Les nouvelles molécules ont reçu une "homologation"qui exclut les plus toxiques.

Très nombreuses, elles servent à des usages variés et désormais banalisés.

* La contamination, de l'eau en particulier, est fréquente sinon générale :

Dans les eaux superficielles, des traces de molécules très diverses sont trouvés au moins à certaines périodes de l'année ou par moments : atrazine, isoproturon, diuron, etc., et produits de substitution. On peut déceler parfois plusieurs dizaines de molécules, totalisant plusieurs dizaines de µg/l, surtout au printemps.
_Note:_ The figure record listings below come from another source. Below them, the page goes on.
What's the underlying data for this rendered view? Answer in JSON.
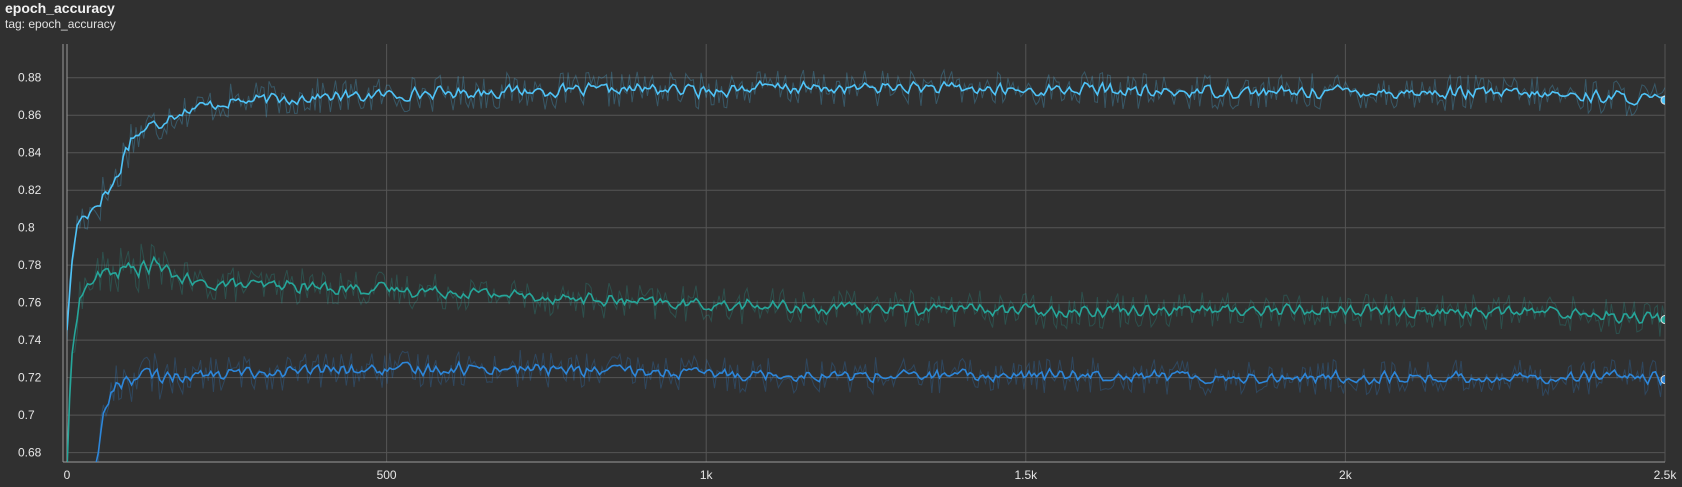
{
  "header": {
    "title": "epoch_accuracy",
    "tag": "tag: epoch_accuracy"
  },
  "chart_data": {
    "type": "line",
    "title": "epoch_accuracy",
    "subtitle": "tag: epoch_accuracy",
    "xlabel": "",
    "ylabel": "",
    "xlim": [
      0,
      2500
    ],
    "ylim": [
      0.675,
      0.898
    ],
    "x_ticks": [
      0,
      500,
      1000,
      1500,
      2000,
      2500
    ],
    "x_tick_labels": [
      "0",
      "500",
      "1k",
      "1.5k",
      "2k",
      "2.5k"
    ],
    "y_ticks": [
      0.68,
      0.7,
      0.72,
      0.74,
      0.76,
      0.78,
      0.8,
      0.82,
      0.84,
      0.86,
      0.88
    ],
    "y_tick_labels": [
      "0.68",
      "0.7",
      "0.72",
      "0.74",
      "0.76",
      "0.78",
      "0.8",
      "0.82",
      "0.84",
      "0.86",
      "0.88"
    ],
    "grid": true,
    "smoothing_visible": true,
    "series": [
      {
        "color": "#4fc3f7",
        "x": [
          0,
          5,
          10,
          15,
          20,
          30,
          40,
          50,
          60,
          70,
          80,
          90,
          100,
          120,
          140,
          160,
          180,
          200,
          250,
          300,
          350,
          400,
          450,
          500,
          600,
          700,
          800,
          900,
          1000,
          1100,
          1200,
          1300,
          1400,
          1500,
          1600,
          1700,
          1800,
          1900,
          2000,
          2100,
          2200,
          2300,
          2400,
          2500
        ],
        "y": [
          0.747,
          0.768,
          0.79,
          0.8,
          0.804,
          0.808,
          0.81,
          0.815,
          0.818,
          0.822,
          0.828,
          0.84,
          0.848,
          0.852,
          0.855,
          0.86,
          0.862,
          0.864,
          0.867,
          0.868,
          0.869,
          0.87,
          0.87,
          0.871,
          0.872,
          0.873,
          0.873,
          0.874,
          0.873,
          0.875,
          0.874,
          0.875,
          0.874,
          0.873,
          0.874,
          0.872,
          0.873,
          0.872,
          0.873,
          0.872,
          0.872,
          0.871,
          0.87,
          0.868
        ]
      },
      {
        "color": "#26a69a",
        "x": [
          0,
          5,
          10,
          15,
          20,
          30,
          40,
          50,
          60,
          80,
          100,
          120,
          140,
          160,
          180,
          200,
          250,
          300,
          350,
          400,
          450,
          500,
          600,
          700,
          800,
          900,
          1000,
          1100,
          1200,
          1300,
          1400,
          1500,
          1600,
          1700,
          1800,
          1900,
          2000,
          2100,
          2200,
          2300,
          2400,
          2500
        ],
        "y": [
          0.672,
          0.715,
          0.74,
          0.755,
          0.762,
          0.768,
          0.772,
          0.774,
          0.776,
          0.777,
          0.778,
          0.779,
          0.78,
          0.776,
          0.773,
          0.77,
          0.77,
          0.769,
          0.769,
          0.768,
          0.768,
          0.767,
          0.766,
          0.764,
          0.762,
          0.76,
          0.759,
          0.758,
          0.757,
          0.757,
          0.757,
          0.756,
          0.756,
          0.757,
          0.756,
          0.756,
          0.756,
          0.755,
          0.755,
          0.755,
          0.754,
          0.751
        ]
      },
      {
        "color": "#2d86d9",
        "x": [
          45,
          50,
          55,
          60,
          70,
          80,
          90,
          100,
          120,
          150,
          200,
          250,
          300,
          350,
          400,
          450,
          500,
          600,
          700,
          800,
          900,
          1000,
          1100,
          1200,
          1300,
          1400,
          1500,
          1600,
          1700,
          1800,
          1900,
          2000,
          2100,
          2200,
          2300,
          2400,
          2500
        ],
        "y": [
          0.675,
          0.685,
          0.695,
          0.703,
          0.712,
          0.717,
          0.719,
          0.72,
          0.721,
          0.721,
          0.721,
          0.722,
          0.723,
          0.723,
          0.724,
          0.724,
          0.724,
          0.725,
          0.725,
          0.724,
          0.723,
          0.722,
          0.722,
          0.721,
          0.721,
          0.721,
          0.721,
          0.722,
          0.721,
          0.72,
          0.72,
          0.72,
          0.72,
          0.72,
          0.72,
          0.721,
          0.719
        ]
      }
    ]
  }
}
Les eaux souterraines sont habituellement moins contaminées.

* Les conséquences sur les milieux aquatiques et leurs usages sont discutées : Les molécules qui restaient les plus dangereuses pour les poissons - lindane et dinoterbe entraînaient des mortalités accidentelles - ont été récemment interdites.Aux doses trouvées de façon chronique, les conséquences sur les milieux sont discrètes.
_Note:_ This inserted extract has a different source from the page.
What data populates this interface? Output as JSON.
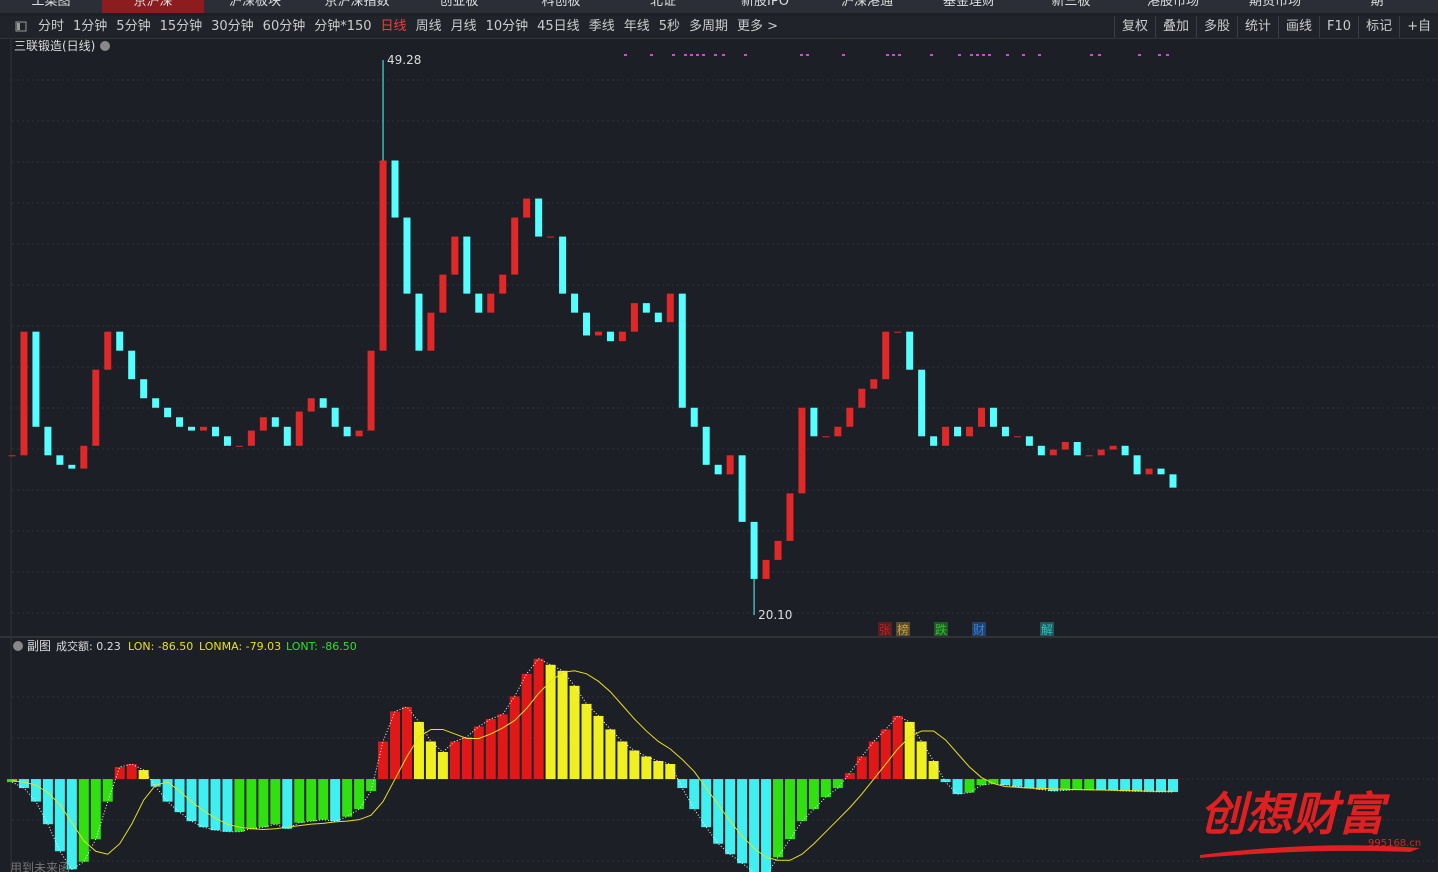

En revanche, les normes sur l'eau potable sont dépassées par moments. Ceci pose une grave interrogation pour la santé publique, compte tenu des risques sanitaires des travces de pesticides à long terme sur les populations : risques cancérogènes, effets pseudo-hormonaux notamment.
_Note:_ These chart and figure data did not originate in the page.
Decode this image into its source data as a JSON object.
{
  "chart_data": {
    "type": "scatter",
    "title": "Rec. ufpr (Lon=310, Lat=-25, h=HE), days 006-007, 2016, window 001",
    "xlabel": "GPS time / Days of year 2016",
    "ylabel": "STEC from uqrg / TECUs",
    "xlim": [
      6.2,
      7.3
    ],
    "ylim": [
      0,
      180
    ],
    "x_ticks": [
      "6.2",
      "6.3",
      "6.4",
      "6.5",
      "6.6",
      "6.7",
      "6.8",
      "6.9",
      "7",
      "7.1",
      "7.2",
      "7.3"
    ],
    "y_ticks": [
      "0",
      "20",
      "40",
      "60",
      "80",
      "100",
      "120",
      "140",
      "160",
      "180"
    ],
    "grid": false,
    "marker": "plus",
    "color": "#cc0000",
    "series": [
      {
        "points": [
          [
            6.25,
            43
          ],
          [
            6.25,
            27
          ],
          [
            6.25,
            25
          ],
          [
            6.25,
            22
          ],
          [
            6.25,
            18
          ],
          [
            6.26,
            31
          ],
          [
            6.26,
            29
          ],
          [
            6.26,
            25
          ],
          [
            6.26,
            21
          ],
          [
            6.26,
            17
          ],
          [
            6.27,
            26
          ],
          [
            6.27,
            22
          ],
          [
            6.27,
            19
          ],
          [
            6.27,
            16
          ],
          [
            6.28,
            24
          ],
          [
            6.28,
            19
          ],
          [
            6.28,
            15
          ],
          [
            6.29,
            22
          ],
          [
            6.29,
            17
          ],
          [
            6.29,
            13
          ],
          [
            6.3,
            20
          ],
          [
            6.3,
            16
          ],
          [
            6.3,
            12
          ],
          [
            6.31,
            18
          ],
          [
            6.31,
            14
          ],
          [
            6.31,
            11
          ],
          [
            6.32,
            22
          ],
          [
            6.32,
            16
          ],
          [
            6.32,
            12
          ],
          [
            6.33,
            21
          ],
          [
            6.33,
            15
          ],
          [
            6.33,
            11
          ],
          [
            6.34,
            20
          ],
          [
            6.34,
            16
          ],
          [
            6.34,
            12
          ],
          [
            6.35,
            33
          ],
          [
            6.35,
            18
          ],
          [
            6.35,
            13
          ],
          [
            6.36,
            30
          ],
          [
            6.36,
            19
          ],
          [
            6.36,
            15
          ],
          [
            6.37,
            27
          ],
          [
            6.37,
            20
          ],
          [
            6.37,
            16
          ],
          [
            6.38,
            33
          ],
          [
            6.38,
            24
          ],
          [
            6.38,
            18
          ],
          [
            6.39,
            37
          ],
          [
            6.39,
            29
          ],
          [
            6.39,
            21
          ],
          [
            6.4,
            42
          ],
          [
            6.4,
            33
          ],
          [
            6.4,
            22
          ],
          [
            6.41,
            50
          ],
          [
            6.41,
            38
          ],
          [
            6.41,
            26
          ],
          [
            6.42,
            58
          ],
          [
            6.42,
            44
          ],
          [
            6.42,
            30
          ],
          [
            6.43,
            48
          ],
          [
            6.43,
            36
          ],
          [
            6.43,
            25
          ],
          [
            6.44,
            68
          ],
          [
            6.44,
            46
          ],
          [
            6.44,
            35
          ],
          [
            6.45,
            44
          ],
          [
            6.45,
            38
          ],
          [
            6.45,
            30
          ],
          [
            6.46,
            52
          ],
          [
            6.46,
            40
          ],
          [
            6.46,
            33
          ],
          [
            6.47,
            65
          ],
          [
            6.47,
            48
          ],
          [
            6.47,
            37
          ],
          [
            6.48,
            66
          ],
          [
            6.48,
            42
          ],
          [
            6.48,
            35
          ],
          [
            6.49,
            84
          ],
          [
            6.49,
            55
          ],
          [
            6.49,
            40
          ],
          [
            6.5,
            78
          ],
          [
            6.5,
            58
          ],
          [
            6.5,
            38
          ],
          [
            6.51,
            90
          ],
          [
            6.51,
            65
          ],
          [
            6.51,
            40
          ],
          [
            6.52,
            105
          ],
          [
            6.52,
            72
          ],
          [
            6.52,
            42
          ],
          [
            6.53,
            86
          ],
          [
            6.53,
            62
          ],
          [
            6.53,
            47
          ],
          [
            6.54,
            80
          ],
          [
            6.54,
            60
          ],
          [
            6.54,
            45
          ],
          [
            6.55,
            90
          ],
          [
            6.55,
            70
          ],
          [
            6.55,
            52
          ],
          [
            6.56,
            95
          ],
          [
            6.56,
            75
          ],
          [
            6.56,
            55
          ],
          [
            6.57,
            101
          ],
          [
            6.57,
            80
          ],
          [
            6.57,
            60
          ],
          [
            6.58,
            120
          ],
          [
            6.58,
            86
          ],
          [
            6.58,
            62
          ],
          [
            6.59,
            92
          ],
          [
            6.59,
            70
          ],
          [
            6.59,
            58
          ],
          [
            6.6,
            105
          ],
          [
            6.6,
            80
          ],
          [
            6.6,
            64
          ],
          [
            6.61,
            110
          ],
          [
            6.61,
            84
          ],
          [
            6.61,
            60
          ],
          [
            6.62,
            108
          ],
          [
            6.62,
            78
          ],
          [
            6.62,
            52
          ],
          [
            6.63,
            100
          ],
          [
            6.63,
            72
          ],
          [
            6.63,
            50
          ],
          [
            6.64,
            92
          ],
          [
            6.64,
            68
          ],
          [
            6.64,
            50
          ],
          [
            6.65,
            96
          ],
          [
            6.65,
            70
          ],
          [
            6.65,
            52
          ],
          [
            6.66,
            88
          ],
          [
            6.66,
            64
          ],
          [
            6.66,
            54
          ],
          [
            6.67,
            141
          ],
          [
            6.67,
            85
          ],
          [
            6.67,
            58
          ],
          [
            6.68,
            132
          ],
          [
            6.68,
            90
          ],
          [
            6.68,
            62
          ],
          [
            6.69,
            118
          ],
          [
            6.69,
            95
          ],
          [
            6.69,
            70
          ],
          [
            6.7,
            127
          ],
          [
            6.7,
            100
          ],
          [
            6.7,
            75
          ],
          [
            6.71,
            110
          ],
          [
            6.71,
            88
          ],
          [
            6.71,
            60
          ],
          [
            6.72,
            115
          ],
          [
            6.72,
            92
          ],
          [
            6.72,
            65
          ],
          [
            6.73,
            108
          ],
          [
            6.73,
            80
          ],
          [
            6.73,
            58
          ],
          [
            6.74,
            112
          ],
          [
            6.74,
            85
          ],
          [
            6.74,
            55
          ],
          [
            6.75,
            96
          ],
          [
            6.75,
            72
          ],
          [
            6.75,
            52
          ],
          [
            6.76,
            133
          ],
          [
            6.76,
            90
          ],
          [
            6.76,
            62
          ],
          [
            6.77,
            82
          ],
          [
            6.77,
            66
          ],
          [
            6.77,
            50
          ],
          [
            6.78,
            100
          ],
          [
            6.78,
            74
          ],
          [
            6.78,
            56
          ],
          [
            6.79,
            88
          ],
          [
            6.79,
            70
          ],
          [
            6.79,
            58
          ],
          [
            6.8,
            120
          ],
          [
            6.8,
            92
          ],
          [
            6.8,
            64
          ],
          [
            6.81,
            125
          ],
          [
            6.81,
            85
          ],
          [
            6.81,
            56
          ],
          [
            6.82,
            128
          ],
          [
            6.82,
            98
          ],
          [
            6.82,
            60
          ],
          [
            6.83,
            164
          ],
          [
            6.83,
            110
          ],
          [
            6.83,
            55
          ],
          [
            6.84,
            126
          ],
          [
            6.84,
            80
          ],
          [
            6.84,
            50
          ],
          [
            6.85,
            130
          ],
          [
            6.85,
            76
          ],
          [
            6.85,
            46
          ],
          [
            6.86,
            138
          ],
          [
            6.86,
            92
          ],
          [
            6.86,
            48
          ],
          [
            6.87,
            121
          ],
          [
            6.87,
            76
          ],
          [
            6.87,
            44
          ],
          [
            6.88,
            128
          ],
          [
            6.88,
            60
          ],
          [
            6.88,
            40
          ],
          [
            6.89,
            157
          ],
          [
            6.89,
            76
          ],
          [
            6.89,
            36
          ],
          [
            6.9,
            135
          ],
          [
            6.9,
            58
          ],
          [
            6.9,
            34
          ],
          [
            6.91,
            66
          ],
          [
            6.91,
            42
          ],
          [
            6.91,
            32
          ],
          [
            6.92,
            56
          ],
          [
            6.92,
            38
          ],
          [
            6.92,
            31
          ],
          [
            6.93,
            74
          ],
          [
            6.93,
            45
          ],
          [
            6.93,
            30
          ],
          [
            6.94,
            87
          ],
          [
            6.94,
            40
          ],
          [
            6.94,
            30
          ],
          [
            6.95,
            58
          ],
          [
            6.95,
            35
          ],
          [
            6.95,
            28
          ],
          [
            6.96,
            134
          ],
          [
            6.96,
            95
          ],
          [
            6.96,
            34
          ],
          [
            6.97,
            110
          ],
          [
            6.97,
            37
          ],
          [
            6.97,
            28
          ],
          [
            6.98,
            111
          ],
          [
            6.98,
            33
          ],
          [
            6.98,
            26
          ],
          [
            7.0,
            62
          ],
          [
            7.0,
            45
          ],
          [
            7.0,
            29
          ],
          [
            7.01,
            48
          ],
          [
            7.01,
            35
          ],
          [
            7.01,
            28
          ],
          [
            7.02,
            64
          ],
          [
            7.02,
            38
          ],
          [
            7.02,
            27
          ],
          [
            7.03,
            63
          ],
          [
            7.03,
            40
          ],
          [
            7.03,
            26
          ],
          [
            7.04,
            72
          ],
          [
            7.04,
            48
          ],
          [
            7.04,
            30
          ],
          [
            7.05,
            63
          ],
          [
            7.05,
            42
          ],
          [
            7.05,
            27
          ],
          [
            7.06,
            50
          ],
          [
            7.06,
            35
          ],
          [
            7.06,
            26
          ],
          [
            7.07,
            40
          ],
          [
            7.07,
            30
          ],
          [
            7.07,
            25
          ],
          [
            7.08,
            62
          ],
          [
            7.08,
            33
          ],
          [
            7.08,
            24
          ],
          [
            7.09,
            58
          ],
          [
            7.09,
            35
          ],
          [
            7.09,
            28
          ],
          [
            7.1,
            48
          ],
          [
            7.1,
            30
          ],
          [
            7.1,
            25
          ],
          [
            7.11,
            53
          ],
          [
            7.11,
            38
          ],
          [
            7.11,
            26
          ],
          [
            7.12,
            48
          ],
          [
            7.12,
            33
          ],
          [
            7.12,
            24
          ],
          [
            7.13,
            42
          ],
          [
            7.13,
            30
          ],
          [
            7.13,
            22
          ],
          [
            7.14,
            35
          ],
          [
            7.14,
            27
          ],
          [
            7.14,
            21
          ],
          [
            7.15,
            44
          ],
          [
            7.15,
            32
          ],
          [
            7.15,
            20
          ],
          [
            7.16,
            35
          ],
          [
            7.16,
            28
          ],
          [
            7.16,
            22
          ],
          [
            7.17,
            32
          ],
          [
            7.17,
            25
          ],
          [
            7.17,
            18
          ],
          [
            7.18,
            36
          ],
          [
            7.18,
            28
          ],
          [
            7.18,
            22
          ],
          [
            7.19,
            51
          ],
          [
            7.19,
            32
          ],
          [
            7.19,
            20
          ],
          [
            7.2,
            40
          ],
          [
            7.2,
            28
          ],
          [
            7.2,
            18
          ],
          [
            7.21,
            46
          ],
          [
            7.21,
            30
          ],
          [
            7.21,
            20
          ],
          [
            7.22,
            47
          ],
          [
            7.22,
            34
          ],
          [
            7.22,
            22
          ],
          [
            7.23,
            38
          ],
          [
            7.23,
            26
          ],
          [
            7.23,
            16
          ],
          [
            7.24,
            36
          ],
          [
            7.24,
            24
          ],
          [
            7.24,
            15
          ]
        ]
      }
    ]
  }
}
En particulier la norme de l'UE pour les eaux potables, 0,1 µg/l, est fréquemment dépassée, pour l'atrazine par exemple. Les recommandations de l'OMS, établies pour plusieurs molécules, le sont parfois aussi. L'élimination des traces de produits au cours du traitement de l'eau potable est dans de nombreux cas très insuffisantes

actuellement.

Dans un but curatif, les prises d'eau améliorent les chaînes de traitement par l'utilisation de charbon actif, en attendant sans doute l'utilisation de membranes de nannofiltration.

Dans un but préventif, la surveillance et les actions prioritaies portent sur les molécules les plus à risque pour la production d'eau potable, àpartir d'eaux superficielles ou souterraines, et vis à vis de l'environnement. L'évaluation des molécules les plus à risque se fait avec des méthodes "Siris" qui cumulent divers facteurs : quantités utilisées, solubilité (Koc), toxicité.

* Le transfert vers l'eau est le plus souvent superficiel :

Le cheminement des diverses molécules de pesticides dépend de leur utilisation, de leurs propriétés chimiques (solubilité, volatilité, biodégradabilité surtout), de la nature des sols, des conditions hydrologiques.